Saturday, January 27, 2007

What is the True Price of Ethanol?

Leave it to London’s The Guardian Unlimited to put into perspective the issue of corn-based ethanol.

In a Jan. 26 story headlined : "The new gold rush: how farmers are set to fuel America's future," Ed Pilkington reports from Churdan, Iowa. The article is timely because of Pres. Bush’s SOTU speech in which he sang the praises of ethanol. He said that his goal is to cut use of gasoline by 20 percent over the next decade and to ramp up production of alternative fuels to 35 billion gallons a year during that time frame. This means that alternative fuel producers would have to produce seven times what they do now.

Pilkington’s article reviews how this "gold rush" is being greeted warmly by Iowa farmers and some ag conglomerates. Small towns in the corn belt envision a new lease on life as ethanol-producing plants rise like, well, healthy summer corn.

But not everyone is happy.

David Waskow of Friends of the Earth US said this about the new ethanol rush:"It is critically important that we don't replace a system of waste of fossil fuels with a similar waste of biofuels." He notes that "ethanol reduces emissions of global warming gasses by 13% compared with petrol, and if production plants use coal to heat the corn in the process of extracting its sugars, as many now do, there is no net benefit." He advocates that a "cellulosic ethanol" be brewed from sugars extracted from native perennial plants such as switchgrass. "It could reduce emissions by as much as 90% with fewer environmental costs, though the technology required to mass produce it is in its infancy."

The Iowa Environmental Council notes that corn uses tons of fertilizer, most of which washes off into the Mississippi River watershed. And continuous corn crops are susceptible to pests and diseases. Either farmers will have to spray more pesticides or turn to genetically modified strains that could be more expensive. And greed could dismantle the time-tested process of crop rotation, which could lead to soil depletion and erosion, maybe even a new Dust Bowl.

So all is not rosy with corn-based ethanol. Pilkington barely mentions the fact that using a homegrown form of fuel beats paying Saudi sheiks for their precious oil, which in turn is funneled to various Islamic fundamentalist groups.

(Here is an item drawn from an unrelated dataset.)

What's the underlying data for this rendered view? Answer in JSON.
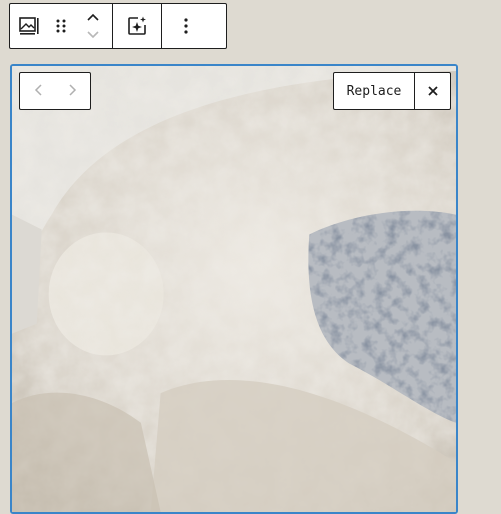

That’s my main reason for switching to ethanol. It’s a terrorless fuel, at least for now, and it does support those farmers that The Guardian quotes in its article. If I was using regular unleaded right now, I’d be paying a penny less a gallon that a do for ethanol ($1.99). Gasoline prices will rise again come summer so I will be saving money again.

I grudgingly admit that I am pleased, at long last, to be on the same side of an issue as the president. I plan to remember this the next time Dan, my diehard Republican brother, baits me with this question: "Isn't there anything you like about Pres. Bush?"

Last time he asked this, all I could come up with were those tax rebate checks we got back at the beginning of the century. And I admitted I liked Laura, his wife, for her support of reading and books. I now have something else to add to the plus column, although the list of minuses is long and continues to grow.

I thank Mr. Bush for pushing the issue to the forefront of the energy debate. But the question remains: what is the true price of ethanol?